The second half of the press conference revealed something even more concerning: cracks inside Florentino’s own power structure. Journalist Cañizares later disclosed that Real Madrid’s communications team wanted to cut the live broadcast nearly forty minutes before the event ended, but Florentino refused because he reportedly “felt great.” According to additional reports from Spanish radio station COPE, one of his close advisers sent him a WhatsApp link moments before he walked onto the stage—not to calm tensions, but seemingly to inflame them further.

When powerful leaders no longer have trusted figures willing to tell them “no,” emotional decisions can spiral dangerously. Several remarks during the conference crossed clear professional boundaries, including public humiliation directed toward journalists and comments widely criticized as sexist. The Spanish Sports Journalists Association responded quickly with a statement strongly condemning his behavior.

History has repeatedly shown that unchecked authority eventually corrodes even the most successful institutions. What happened during this press conference may represent the clearest modern example of that principle inside Real Madrid’s leadership structure. In many ways, the aftermath proved even more important than the conference itself.

COPE presenter Ramón Álvarez later released a sharply critical video describing it as “the saddest press conference” he had ever witnessed. Soon afterward, Real Madrid captain Dani Carvajal was reportedly seen liking the video online before explanations quickly emerged claiming it was accidental. At almost the same time, legendary former goalkeeper Iker Casillas posted a short but loaded message on social media asking whether people enjoyed the conference before adding that he personally did. The post contained no direct accusation, yet many interpreted it as quiet mockery aimed at his former president.

Taken together, these moments point toward something much deeper: visible fractures inside Real Madrid’s internal loyalty structure. For perhaps the first time during Florentino’s 26-year reign, influential voices connected to the club appear increasingly comfortable expressing disagreement publicly. When former legends openly criticize leadership and current captains become associated with public dissent, even the strongest institutions begin showing cracks beneath the surface.

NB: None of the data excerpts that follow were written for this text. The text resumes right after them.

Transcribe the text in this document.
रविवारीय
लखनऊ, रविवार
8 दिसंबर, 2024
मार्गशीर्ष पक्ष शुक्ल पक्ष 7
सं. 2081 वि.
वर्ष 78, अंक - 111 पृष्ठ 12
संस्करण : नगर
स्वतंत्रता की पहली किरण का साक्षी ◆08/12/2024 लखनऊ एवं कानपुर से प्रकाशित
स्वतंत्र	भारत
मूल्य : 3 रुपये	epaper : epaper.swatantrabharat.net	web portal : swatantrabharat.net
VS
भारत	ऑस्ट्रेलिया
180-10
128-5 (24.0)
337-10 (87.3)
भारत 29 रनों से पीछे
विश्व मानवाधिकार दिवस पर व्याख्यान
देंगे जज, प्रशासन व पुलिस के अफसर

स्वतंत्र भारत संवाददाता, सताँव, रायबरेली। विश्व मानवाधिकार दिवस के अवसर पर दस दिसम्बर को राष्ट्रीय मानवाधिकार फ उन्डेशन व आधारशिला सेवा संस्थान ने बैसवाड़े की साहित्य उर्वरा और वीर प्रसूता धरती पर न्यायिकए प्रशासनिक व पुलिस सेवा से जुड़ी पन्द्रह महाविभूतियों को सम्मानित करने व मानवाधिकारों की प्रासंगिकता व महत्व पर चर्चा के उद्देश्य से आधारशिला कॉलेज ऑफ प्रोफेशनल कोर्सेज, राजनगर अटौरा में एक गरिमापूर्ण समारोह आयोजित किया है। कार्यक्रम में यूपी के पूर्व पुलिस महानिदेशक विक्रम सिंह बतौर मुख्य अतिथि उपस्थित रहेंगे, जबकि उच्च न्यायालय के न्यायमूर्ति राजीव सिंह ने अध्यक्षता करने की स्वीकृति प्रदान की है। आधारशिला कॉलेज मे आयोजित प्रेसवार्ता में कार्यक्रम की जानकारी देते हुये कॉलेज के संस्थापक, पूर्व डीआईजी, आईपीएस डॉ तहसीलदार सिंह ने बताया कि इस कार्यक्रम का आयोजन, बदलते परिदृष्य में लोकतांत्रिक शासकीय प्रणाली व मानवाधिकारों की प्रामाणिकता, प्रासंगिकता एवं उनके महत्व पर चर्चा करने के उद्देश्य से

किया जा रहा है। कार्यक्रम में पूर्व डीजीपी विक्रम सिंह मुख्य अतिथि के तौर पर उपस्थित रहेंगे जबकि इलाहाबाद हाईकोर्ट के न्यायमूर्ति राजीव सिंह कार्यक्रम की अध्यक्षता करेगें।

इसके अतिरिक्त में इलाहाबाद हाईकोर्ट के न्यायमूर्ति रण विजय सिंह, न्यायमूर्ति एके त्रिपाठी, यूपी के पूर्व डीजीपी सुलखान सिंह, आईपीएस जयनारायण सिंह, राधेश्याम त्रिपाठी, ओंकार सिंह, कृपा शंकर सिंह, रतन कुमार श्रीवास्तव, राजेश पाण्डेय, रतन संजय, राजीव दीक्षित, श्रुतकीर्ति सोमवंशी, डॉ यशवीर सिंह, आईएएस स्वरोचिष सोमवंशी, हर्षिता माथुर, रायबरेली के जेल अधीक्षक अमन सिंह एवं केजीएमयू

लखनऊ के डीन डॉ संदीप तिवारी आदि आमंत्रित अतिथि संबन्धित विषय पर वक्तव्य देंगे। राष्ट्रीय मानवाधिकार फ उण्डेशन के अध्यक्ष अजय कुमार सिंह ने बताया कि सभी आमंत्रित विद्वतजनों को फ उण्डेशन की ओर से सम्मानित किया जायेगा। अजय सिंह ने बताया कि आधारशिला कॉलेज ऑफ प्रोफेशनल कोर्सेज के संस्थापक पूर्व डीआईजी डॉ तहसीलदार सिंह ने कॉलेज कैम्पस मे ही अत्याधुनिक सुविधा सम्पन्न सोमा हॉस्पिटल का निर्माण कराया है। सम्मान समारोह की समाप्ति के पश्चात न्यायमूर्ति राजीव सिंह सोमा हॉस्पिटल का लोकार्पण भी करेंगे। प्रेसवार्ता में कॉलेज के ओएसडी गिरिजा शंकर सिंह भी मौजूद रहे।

At the center of the entire controversy sits Florentino’s coldest political move of all: bringing forward presidential elections. Under club regulations revised personally by Florentino back in 2012, candidates must possess Spanish nationality, maintain more than twenty years of continuous membership, and provide financial guarantees covering 15 percent of the club’s annual expenses. Based on Real Madrid’s current financial scale, that requirement exceeds €180 million. Since 2009, Florentino has faced no genuine challenger in any presidential election.

The timeline surrounding the new election process makes the strategy even clearer. Potential challengers have barely more than ten days to prepare impossible financial guarantees and administrative requirements. In practice, this is not an open democratic contest but a carefully controlled loyalty ritual designed to reinforce the idea that no alternative leader truly exists. Sometimes the most chaotic public moments conceal the most calculated political intentions. By the time another wave of Jeetbuzz Login debate spreads through football circles online, Florentino may already have transformed one seemingly disastrous press conference into another successful consolidation of power.